Он лежал на сером ковре без движения в неестественной для кошки позе. На спине. Мордочка заострилась, передние лапы согнуты, беззащитно прижаты к груди, глаза... Глаза были полуоткрыты и уже подернулись белой пеленой. Чип был мертвым.

— Он умер. Чип умер, Андрей.

Он опустился на колени рядом с женой, положил руку ей на плечо, обнял немного неловко, молча коснулся губами холодной щеки.

— Знаешь, он плакал... Плакал по-настоящему...

— Что случилось?

— Не знаю. Я выпустила его во двор, как обычно... А потом он пришел... Мне кажется, его отравили. Не важно. Он умер, Андрей. Его больше нет. Последнее, что нас связывало. Больше — нет.

Катя уже не плакала, она просто смотрела неподвижными глазами на мертвого котенка и как будто не замечала, как вздрогнули пальцы мужа, не чувствовала, как забилось его сердце, хотя оно было близко. Так близко, что она не могла этого не почувствовать...

— Катя...

— Не надо, Андрей. Не надо ничего говорить, все и так понятно. Об этом вообще не надо говорить, мы ведь всегда, еще с детства, понимали друг друга без слов. Разве не так?

— Так.

— Ты ведь знаешь... Мы оба знаем, почему у нас до сих пор нет ребенка.

— Ты ведь сама говорила...

— Перестань! Слышишь, не смей сейчас врать. Мои почки здесь ни при чем, и ты это прекрасно знаешь. Мы тысячу раз откладывали это по разным причинам, мы будем откладывать это бесконечно, и ты знаешь почему! Знаешь!

Ее глаза полыхали огнем, щеки были мертвенно-бледными. Она ждала от него правды — он сразу понял, почувствовал это и не решился снова оскорблять ее ложью.

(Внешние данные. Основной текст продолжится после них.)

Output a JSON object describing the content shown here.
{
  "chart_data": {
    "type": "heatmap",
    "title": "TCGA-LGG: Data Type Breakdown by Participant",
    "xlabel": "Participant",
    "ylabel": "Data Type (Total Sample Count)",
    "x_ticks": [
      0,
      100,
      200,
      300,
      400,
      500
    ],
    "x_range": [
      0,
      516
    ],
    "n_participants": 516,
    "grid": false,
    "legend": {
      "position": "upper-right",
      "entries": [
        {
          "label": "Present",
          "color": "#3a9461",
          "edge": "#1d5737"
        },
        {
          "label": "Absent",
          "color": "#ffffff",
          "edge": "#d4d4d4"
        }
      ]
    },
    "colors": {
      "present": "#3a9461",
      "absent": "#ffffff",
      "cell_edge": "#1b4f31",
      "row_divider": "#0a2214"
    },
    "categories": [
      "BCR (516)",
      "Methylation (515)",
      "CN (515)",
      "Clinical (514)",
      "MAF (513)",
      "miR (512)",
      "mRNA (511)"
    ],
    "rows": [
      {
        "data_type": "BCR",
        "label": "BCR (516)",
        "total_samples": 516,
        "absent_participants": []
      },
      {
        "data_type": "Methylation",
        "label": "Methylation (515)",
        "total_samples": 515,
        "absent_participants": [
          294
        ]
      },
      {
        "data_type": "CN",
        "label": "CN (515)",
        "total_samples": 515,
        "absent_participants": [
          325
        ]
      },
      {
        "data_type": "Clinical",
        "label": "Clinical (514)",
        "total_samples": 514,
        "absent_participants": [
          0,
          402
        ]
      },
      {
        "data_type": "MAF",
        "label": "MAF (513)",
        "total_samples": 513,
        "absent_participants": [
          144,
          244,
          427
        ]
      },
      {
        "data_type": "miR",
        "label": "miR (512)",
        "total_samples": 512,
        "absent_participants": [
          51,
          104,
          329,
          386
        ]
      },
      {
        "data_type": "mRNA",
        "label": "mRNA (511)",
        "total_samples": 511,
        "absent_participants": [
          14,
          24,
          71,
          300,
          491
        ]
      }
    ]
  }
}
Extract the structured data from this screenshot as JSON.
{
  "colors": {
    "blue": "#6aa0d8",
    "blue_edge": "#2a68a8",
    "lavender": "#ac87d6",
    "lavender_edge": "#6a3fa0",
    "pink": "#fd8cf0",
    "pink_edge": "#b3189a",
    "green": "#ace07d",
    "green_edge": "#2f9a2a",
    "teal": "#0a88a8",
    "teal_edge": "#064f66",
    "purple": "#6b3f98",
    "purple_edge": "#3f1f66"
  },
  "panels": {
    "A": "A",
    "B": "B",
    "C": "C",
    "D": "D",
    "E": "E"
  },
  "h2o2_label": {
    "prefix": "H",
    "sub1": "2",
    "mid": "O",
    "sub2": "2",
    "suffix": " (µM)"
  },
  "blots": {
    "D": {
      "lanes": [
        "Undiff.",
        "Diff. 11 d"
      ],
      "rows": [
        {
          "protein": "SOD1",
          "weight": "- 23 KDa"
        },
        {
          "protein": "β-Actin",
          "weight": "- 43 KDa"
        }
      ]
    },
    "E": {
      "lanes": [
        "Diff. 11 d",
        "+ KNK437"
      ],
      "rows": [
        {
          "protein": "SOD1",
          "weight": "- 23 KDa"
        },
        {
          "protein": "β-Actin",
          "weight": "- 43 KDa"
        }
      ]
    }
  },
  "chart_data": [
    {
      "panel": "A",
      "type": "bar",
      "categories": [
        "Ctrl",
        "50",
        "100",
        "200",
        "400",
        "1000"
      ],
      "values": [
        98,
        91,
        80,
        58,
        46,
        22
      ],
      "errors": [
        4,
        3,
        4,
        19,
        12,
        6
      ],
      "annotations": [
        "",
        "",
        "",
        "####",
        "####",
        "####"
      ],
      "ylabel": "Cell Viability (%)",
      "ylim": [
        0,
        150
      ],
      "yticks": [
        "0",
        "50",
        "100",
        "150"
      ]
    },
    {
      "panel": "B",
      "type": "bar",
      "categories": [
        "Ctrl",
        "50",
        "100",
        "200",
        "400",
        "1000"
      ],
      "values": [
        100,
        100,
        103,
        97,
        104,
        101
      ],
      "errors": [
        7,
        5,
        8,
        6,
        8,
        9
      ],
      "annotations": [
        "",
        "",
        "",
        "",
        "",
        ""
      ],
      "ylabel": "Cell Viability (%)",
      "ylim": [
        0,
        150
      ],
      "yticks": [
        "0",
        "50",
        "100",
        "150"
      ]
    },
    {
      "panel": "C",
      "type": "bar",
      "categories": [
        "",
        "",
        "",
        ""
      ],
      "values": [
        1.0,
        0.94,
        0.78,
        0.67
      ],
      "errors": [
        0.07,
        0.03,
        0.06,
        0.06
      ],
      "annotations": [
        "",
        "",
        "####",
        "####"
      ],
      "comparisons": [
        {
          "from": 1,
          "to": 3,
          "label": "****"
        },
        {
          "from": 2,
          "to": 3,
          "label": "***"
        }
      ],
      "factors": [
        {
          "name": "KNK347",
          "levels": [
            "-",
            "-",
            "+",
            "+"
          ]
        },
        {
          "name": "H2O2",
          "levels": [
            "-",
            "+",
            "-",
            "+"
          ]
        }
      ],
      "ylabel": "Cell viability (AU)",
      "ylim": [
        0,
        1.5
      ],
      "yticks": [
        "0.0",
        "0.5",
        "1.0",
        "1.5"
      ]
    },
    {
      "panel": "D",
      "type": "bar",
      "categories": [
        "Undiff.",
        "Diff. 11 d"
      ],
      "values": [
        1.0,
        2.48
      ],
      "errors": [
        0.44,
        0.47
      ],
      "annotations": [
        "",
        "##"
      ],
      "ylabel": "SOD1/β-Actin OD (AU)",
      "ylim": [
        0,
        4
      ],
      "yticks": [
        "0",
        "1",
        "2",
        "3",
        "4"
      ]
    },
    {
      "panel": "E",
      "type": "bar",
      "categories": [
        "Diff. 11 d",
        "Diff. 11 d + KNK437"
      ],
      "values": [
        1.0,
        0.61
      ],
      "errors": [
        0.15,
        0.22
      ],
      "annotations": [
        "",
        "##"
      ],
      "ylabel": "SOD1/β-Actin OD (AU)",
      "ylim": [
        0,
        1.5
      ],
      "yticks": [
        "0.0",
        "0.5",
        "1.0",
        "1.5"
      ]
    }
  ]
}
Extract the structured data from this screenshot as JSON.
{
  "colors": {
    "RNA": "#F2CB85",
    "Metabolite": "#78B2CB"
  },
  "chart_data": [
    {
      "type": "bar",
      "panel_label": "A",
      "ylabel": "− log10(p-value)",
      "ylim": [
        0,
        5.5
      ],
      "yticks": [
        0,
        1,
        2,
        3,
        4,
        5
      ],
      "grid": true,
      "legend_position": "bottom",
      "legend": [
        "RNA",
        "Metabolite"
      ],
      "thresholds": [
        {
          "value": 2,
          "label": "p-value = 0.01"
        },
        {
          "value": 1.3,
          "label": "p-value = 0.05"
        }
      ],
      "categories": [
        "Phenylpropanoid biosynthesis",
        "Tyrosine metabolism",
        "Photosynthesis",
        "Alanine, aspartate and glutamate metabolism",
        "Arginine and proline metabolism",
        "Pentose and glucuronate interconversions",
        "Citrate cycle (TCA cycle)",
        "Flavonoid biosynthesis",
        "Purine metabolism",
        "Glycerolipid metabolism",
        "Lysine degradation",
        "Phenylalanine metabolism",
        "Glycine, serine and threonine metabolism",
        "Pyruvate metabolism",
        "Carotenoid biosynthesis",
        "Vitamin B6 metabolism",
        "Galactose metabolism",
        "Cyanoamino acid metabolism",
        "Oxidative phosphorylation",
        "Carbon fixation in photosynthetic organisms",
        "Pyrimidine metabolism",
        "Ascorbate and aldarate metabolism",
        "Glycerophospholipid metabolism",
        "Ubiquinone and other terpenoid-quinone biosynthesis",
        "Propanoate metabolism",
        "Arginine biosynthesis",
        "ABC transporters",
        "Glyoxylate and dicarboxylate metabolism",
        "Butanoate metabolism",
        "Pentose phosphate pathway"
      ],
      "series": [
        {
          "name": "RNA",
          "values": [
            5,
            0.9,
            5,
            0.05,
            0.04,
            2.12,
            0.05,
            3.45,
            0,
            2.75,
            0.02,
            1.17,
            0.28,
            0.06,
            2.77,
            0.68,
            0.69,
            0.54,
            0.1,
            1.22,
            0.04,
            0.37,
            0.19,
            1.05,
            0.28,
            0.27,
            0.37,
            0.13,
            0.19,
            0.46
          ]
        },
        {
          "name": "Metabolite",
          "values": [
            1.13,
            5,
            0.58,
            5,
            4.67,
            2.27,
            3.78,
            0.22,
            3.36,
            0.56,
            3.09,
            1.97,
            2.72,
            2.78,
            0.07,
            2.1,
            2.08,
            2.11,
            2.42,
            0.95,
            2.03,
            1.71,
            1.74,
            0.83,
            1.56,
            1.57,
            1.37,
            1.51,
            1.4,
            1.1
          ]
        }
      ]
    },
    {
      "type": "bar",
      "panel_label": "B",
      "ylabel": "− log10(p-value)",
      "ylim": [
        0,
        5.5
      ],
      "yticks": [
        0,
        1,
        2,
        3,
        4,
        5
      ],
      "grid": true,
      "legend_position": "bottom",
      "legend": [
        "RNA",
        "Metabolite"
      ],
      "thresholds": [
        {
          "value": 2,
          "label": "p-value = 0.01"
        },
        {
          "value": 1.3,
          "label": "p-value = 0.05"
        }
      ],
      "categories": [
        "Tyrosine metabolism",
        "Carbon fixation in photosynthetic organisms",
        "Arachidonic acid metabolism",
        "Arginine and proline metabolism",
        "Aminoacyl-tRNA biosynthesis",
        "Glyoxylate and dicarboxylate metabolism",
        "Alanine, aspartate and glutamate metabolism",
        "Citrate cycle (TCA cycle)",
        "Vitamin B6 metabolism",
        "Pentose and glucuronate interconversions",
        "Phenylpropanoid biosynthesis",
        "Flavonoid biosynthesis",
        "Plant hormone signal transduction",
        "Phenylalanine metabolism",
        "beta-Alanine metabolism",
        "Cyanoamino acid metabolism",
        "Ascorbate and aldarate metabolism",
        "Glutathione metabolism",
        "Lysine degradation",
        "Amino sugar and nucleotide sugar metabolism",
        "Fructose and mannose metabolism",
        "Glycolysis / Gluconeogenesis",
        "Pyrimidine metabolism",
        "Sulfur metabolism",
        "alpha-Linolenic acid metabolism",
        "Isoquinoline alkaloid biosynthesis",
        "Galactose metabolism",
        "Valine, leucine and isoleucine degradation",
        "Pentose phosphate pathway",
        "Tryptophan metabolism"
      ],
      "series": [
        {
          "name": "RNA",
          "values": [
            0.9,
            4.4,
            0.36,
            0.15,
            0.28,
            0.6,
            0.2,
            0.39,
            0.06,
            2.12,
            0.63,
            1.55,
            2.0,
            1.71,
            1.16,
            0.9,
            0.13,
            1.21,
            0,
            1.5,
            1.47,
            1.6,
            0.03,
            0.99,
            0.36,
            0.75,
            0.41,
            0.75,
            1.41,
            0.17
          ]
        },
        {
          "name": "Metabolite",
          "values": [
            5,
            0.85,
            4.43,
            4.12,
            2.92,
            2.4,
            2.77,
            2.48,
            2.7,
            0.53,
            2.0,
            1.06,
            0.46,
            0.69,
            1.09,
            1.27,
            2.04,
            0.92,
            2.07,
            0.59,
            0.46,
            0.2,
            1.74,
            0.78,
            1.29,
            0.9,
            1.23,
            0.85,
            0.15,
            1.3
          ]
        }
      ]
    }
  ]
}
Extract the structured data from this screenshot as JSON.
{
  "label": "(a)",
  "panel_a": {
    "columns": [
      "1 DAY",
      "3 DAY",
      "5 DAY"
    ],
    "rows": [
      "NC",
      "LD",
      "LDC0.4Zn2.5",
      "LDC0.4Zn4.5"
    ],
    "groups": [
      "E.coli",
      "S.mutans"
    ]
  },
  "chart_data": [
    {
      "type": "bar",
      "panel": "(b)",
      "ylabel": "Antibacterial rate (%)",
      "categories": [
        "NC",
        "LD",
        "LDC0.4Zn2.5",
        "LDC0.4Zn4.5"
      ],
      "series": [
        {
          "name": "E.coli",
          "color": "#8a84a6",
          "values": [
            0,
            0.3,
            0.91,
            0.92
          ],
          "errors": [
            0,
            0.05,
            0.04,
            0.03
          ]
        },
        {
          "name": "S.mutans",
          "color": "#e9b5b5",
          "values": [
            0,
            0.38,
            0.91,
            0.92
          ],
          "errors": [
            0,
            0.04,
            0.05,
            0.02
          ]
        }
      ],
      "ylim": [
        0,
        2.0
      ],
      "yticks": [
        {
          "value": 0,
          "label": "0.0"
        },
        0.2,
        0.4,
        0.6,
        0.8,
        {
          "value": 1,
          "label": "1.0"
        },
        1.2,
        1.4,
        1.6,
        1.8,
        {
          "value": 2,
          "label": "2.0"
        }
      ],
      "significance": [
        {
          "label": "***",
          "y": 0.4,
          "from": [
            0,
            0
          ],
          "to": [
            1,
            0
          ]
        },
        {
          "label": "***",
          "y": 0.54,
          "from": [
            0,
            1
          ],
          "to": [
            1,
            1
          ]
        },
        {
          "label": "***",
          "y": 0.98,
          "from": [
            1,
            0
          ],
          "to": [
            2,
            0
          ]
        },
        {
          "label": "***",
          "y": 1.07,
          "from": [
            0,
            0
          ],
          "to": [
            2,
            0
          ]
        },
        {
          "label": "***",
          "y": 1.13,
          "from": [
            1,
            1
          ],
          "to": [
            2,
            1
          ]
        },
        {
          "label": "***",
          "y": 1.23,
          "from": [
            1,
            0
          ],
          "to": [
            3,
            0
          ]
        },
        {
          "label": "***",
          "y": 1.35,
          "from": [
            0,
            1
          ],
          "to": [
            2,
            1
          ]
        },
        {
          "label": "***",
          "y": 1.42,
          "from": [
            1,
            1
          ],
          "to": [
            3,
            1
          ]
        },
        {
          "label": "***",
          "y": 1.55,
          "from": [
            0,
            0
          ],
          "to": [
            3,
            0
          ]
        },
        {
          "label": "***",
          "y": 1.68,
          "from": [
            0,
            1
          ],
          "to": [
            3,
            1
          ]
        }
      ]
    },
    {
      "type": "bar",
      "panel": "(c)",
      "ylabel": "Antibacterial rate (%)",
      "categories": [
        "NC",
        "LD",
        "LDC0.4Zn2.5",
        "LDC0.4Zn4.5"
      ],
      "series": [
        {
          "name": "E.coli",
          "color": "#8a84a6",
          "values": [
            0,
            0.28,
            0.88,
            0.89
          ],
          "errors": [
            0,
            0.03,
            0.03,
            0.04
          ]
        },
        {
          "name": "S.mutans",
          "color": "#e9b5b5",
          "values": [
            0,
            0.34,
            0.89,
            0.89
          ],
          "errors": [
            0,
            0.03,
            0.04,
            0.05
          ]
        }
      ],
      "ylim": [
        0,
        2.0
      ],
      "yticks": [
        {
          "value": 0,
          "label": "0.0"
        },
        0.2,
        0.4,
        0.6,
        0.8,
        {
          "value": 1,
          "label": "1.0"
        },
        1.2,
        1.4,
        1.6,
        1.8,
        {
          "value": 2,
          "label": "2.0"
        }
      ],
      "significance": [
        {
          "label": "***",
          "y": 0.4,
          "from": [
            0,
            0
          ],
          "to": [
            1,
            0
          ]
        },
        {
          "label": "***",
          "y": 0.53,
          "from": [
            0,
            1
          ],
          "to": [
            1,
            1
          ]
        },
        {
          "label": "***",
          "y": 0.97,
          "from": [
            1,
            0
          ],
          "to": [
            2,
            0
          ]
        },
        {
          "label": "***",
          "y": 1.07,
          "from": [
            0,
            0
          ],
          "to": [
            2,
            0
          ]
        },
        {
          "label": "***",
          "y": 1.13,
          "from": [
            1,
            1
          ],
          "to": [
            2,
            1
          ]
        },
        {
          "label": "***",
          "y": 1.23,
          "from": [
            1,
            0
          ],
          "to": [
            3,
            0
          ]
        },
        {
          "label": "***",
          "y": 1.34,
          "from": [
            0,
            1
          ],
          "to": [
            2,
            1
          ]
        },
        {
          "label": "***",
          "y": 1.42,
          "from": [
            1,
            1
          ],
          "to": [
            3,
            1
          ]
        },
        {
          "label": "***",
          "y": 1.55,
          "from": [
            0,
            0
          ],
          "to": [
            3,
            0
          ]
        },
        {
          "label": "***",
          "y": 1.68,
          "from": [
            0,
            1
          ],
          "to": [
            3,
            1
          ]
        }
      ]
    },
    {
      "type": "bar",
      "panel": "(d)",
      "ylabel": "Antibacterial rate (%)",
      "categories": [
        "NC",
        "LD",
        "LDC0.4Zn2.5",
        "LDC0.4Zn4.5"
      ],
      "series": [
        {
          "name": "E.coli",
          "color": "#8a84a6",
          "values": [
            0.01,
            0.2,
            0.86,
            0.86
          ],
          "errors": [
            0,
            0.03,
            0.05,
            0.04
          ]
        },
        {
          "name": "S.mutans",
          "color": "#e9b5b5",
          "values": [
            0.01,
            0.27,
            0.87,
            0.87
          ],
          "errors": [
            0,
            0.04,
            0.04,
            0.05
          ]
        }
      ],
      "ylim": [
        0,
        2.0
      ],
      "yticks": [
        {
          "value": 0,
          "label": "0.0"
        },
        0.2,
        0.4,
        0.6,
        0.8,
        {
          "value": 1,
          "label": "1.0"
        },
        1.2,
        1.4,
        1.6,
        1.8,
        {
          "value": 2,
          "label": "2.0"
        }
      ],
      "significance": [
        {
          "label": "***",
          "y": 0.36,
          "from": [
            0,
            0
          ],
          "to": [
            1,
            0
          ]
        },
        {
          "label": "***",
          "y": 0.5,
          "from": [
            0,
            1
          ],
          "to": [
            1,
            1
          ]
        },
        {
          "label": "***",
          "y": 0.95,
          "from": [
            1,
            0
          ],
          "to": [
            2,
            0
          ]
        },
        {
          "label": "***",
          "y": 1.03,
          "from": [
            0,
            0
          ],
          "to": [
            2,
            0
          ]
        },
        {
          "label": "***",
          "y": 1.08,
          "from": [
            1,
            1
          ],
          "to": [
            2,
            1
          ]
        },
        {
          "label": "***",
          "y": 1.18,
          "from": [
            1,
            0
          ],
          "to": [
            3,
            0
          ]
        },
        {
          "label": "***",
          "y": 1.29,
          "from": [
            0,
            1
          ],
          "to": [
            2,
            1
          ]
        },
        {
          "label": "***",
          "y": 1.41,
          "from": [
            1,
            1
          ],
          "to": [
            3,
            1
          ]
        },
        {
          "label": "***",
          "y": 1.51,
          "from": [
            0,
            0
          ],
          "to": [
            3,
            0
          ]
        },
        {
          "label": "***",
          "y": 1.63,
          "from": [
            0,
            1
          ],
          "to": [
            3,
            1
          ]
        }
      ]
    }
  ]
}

— Знаю, Катя. Прости меня.

— Это ты прости меня. Это я во всем виновата. Ты в тот момент был просто не в состоянии что-то решить, тебе было все равно, Что будет с твоей жизнью. Но и мне... Мне тоже было все равно, что будет с моей. Но равнодушие — оказывается, это не причина для того, чтобы делить жизнь, а уж тем более для того, чтобы заводить детей... Прости, я этого не понимала. Я верила... Правда верила, что у нас с тобой все получится. А оказалось, что жить без любви невозможно. Прости, я виновата перед тобой.